The Charity Tax Group has written to the Chancellor and asked that he allows Gift Aid on donations that are a result of charities keeping payments originally made for cancelled events.

Finally, observing the generosity of the public in response to the crisis, the Charity Commission and the Fundraising Regulator have released a joint statement urging people to give safely to registered, regulated charities.

Coronavirus: data protection

Charities gathering information with a view to gaining an understanding of the spread of the virus or its effects, and/or providing support to its victims, may be considering how data protection law will apply to those activities. In particular, concerns may be raised where personal data relating to health, a type of 'special category' personal data, is collected.

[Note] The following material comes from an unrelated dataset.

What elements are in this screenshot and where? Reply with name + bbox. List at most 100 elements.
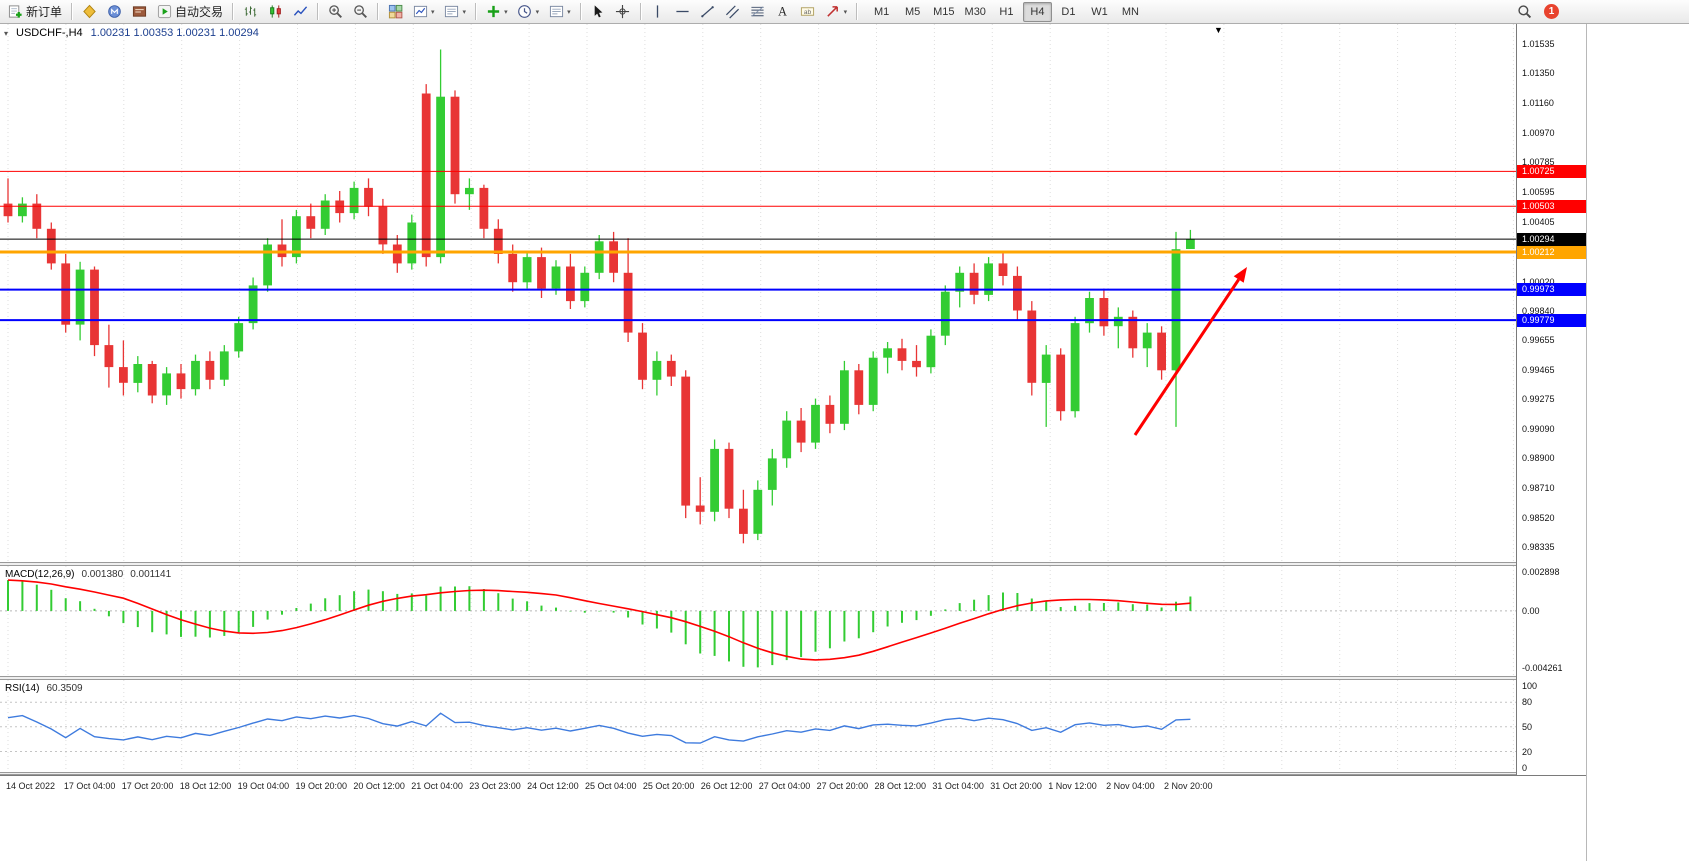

While much will depend on the specifics of planned activity, it may still be useful to bear in mind that:

  • Current data protection laws have not been put in place to prevent the processing of personal data, but to ensure that it is done fairly and without adversely affecting the rights of each individual whose personal data is being processed. Asking basic questions such as 'do we need to collect this data?' and 'can we ensure it will be protected with appropriate safeguards?' can help ensure that a proportionate approach is taken.
  • Personal data, and special categories of personal data, can be lawfully processed where it is necessary to protect the vital interests of individuals. Charities providing support or other services to victims of COVID-19 may be in a position to rely on this legal basis for processing personal data.
  • The ICO has published a page entitled 'Data protection and coronavirus: what you need to know' on its website, in which it recognises that the resources of organisations may be diverted away from usual compliance or information governance work during the pandemic. Further, it goes on to say that the ICO 'won’t penalise organisations that [it] know[s] need to prioritise other areas or adapt their usual approach during this extraordinary period'.

The ICO noted in a statement of 12 March 2020 that it is a 'reasonable and pragmatic regulator, one that does not operate in isolation from matters of serious public concern', which is reassuring for organisations working to make a difference in this very fast moving and challenging situation.

This document (and any information accessed through links in this document) is provided for information purposes only and does not constitute legal advice. Professional legal advice should be obtained before taking or refraining from any action as a result of the contents of this document.